What I've come to believe is that the definition of one's “true self” as a conscious human being differs quite a bit from one's True Self in the other realm. Finding one's True Self in this lifetime is definitely possible (see Dalai Lama, Pema Chödrön), but for most of us, probably not likely. To believe that accomplishing it in our current world can be self-defeating and actually hinder our effort to enjoy life in the here and now. I recall a meditation teacher once remarking to me anxiously, “Someone in the group has to awaken [spiritually]!” He didn't seem to care whether it was himself or another member of the group, but he seemed quite concerned that somebody do it. Spiritual stress? That can not be good for you.

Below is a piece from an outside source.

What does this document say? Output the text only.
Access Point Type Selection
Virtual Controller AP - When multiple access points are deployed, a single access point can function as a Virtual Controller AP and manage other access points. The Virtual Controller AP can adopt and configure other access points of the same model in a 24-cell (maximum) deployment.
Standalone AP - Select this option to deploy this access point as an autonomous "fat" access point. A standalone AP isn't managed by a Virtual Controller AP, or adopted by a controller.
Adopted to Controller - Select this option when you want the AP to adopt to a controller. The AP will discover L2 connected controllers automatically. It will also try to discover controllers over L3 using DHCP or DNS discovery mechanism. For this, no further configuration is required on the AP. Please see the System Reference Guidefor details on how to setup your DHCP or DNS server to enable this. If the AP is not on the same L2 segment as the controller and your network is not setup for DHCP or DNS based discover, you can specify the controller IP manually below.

All that may sound pessimistic. On the contrary. To succumb to the notion that we have no control – that we're stuck in the lives we've got and are just passive victims tossed about willy-nilly by the whims of the Universe – is also self-defeating. Despite the duality of my true self being of the Darth Vader variety one day and of the shining light variety the next, what's crucial is how much I allow each to define me. I believe that who I ultimately choose to be in my greater perception of myself will determine in large part the richness of my life, as well as how I impact others and the physical world.

Most days I can accept living with my duality of selves. What's been remarkable though, is that lately the scale of my daily life seems to be leaning more in the direction of shining light. I muse sometimes (and others have also gently suggested) that I live in a fantasy world. At first that notion put me a little on the defensive. But upon reflection, I decided, “Well, why not... and so what?” When I first fully comprehended that it's up to only me to define and inhabit my true self it blew. my. mind. When I then understood that other peoples' opinions of me and my true selfness were none of my business, I was stunned. And then delighted. It's brought about a great sense of liberation and also upped my compassion for myself and others, which in and of itself I consider spectacular life success. From the compassion comes appreciation, peace and deep pleasure – even if only in flickers on the most Darth Vaderish days.

Nevertheless, I won't profess to resemble the Lama or Pema in any way, shape or form. Nor do I aspire to, because that would be co-opting their glow. And I like my own. I do believe that my true self is kind and loving like theirs, though, and that comforts me and lets me ride the rough waves. I'm very grateful for this self and will continue to try to nurture and cultivate it without a sense of urgency or judgement. Fantasy world denizen or not, who cares? Who cares? Whoever you are, it's your world. So rock that true self however way you want. Namaste.